A government bond is a bond issued by a national government, generally with a promise to pay periodic interest payments and to repay the face value on the maturity date. Government bonds are usually denominated in the country's own currency. Another term similar to government bond is "sovereign bond". Technically any bond issued by a sovereign entity is a sovereign bond but sometimes the term is used to refer to bonds issued in a currency other than the sovereign's currency. If a government or sovereign is close to default on its debt the media often refer to this as a sovereign debt crisis.

RISKS

CREDIT RISKS

Government bonds in a country's own currency are sometimes taken as an approximation of the theoretical risk-free bond, because it is assumed that the government can raise taxes or create additional currency in order to redeem the bond at maturity. There have been instances where a government has defaulted on its domestic currency debt, such as Russia in 1998 (the "ruble crisis").

CURRENCY RISKS

Currency risk is the risk that the value of the currency a bond pays out will decline compared to the holder's reference currency. For example, a German investor would consider United States bonds to have more currency risk than German bonds (since the dollar may go down relative to the euro); similarly, a United States investor would consider German bonds to have more currency risk than United States bonds (since the euro may go down relative to the dollar).
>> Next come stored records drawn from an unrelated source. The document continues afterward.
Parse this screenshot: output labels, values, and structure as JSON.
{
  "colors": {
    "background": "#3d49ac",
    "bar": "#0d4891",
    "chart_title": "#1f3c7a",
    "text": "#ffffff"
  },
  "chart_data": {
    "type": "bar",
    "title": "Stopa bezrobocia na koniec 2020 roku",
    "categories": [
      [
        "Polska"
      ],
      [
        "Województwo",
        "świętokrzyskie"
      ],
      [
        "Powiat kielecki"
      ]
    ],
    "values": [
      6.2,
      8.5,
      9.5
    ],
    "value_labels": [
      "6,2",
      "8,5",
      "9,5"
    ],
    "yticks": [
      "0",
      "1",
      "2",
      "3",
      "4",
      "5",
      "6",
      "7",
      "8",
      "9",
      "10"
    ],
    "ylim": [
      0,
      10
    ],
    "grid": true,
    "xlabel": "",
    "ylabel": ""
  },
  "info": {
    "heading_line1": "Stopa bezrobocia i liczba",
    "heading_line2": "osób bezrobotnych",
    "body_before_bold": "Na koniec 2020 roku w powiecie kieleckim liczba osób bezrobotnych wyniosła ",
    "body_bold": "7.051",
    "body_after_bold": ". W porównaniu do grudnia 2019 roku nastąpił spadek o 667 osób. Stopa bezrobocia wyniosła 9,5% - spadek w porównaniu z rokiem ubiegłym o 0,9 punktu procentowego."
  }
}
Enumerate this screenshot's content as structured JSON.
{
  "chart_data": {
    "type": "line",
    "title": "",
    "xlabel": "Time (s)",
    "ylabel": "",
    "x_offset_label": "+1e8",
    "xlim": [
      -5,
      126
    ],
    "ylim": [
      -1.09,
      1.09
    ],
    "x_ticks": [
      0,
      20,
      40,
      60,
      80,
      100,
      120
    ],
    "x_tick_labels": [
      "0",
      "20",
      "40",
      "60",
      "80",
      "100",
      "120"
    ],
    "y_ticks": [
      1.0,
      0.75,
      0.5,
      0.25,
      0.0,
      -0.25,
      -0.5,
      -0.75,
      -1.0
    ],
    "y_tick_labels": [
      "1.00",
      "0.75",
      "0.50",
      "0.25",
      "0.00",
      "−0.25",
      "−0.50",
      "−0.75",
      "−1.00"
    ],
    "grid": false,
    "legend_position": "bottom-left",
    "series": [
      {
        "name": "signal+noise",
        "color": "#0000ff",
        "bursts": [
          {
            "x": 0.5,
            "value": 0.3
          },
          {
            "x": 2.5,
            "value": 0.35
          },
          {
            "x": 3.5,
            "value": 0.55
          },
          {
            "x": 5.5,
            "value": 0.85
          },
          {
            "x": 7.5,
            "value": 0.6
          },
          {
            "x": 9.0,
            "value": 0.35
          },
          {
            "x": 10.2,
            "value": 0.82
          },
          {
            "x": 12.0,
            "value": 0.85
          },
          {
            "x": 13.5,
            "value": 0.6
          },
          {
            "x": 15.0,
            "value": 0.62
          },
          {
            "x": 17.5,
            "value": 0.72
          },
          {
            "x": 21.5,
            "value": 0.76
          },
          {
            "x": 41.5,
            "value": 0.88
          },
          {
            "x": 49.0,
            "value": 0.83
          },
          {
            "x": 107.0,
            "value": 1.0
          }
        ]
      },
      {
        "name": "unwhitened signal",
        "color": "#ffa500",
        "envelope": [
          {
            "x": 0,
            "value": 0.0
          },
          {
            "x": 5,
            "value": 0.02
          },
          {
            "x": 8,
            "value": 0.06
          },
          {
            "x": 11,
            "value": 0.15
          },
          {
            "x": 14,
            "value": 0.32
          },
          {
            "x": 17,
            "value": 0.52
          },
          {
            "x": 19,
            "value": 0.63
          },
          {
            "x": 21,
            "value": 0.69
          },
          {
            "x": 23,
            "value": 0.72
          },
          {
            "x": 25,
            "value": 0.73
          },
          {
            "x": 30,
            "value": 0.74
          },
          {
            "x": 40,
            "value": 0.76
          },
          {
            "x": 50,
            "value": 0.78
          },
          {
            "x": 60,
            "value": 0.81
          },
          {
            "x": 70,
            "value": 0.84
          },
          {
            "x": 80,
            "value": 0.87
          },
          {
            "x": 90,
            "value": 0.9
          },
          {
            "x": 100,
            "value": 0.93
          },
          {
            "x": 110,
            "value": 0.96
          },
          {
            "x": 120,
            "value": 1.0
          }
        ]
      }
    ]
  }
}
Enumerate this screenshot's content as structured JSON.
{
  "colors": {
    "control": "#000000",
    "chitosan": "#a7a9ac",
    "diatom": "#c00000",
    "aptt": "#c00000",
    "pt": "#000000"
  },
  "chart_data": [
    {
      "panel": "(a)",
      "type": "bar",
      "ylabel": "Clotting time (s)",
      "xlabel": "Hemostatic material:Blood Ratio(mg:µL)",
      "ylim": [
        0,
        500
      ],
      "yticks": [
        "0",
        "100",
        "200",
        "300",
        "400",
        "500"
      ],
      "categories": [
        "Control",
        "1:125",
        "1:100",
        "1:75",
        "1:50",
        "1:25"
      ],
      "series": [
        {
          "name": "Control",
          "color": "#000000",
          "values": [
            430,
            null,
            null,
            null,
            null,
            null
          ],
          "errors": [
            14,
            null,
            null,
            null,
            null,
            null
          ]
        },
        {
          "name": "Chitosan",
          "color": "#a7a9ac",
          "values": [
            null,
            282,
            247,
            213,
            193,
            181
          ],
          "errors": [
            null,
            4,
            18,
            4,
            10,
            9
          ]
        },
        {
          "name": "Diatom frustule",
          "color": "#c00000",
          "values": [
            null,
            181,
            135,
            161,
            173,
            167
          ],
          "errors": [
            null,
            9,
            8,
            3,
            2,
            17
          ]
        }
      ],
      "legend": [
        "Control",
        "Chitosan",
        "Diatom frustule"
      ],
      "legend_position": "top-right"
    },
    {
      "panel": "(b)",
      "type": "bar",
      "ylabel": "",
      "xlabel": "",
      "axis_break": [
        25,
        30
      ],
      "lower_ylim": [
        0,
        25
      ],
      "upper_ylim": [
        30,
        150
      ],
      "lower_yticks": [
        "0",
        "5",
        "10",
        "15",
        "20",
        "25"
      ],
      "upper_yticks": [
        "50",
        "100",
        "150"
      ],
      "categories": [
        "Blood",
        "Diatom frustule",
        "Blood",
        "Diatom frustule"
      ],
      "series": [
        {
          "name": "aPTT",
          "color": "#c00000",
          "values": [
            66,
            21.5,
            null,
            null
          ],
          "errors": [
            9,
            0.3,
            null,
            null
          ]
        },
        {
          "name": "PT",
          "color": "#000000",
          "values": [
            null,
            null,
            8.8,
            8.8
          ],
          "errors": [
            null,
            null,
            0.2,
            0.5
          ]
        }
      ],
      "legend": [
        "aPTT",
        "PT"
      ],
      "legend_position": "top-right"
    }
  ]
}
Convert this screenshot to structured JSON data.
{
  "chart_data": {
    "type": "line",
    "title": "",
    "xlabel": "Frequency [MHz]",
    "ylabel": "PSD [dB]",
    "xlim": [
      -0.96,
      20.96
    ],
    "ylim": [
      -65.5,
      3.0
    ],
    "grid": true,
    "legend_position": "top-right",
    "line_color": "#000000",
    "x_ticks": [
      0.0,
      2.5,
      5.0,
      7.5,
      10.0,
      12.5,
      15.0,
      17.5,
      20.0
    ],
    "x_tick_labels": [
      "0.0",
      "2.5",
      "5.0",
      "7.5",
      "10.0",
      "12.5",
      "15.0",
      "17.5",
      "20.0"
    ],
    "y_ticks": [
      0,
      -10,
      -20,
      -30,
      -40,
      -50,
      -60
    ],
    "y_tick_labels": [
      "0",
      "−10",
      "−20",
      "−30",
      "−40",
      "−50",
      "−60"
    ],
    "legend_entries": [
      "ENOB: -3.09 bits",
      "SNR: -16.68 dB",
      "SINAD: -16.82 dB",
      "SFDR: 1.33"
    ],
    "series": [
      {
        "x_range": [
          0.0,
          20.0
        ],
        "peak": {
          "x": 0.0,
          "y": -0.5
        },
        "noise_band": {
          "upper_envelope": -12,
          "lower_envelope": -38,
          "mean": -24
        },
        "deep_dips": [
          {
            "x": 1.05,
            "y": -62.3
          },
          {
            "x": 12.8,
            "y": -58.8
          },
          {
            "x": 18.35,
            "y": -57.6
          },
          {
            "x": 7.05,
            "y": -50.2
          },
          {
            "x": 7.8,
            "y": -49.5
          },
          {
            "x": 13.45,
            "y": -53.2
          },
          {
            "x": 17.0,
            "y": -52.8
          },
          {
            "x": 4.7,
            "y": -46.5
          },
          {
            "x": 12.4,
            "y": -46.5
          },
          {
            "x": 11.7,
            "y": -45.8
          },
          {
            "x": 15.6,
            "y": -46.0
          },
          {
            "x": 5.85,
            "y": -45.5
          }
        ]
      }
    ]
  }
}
A bond paying in a currency that does not have a history of keeping its value may not be a good deal even if a high interest rate is offered.

INFLATION RISKS

Inflation risk is the risk that the value of the currency a bond pays out will decline over time. Investors expect some amount of inflation, so the risk is that the inflation rate will be higher than expected. Many governments issue inflation-indexed bonds, which protect investors against inflation risk by linking both interest payments and maturity payments to a consumer prices index.

MONEY SUPPLY

If a central bank purchases a government security, such as a bond or treasury bill, it increases the money supply, in effect creating money.

THE UNITED KINGDOM

In the UK, government bonds are called gilts. Older issues have names such as "Treasury Stock" and newer issues are called "Treasury Gilt". Inflation-indexed gilts are called Index-linked gilts. UK gilts have maturities stretching much further into the future than other European government bonds, which has influenced the development of pension and life insurance markets in the respective countries.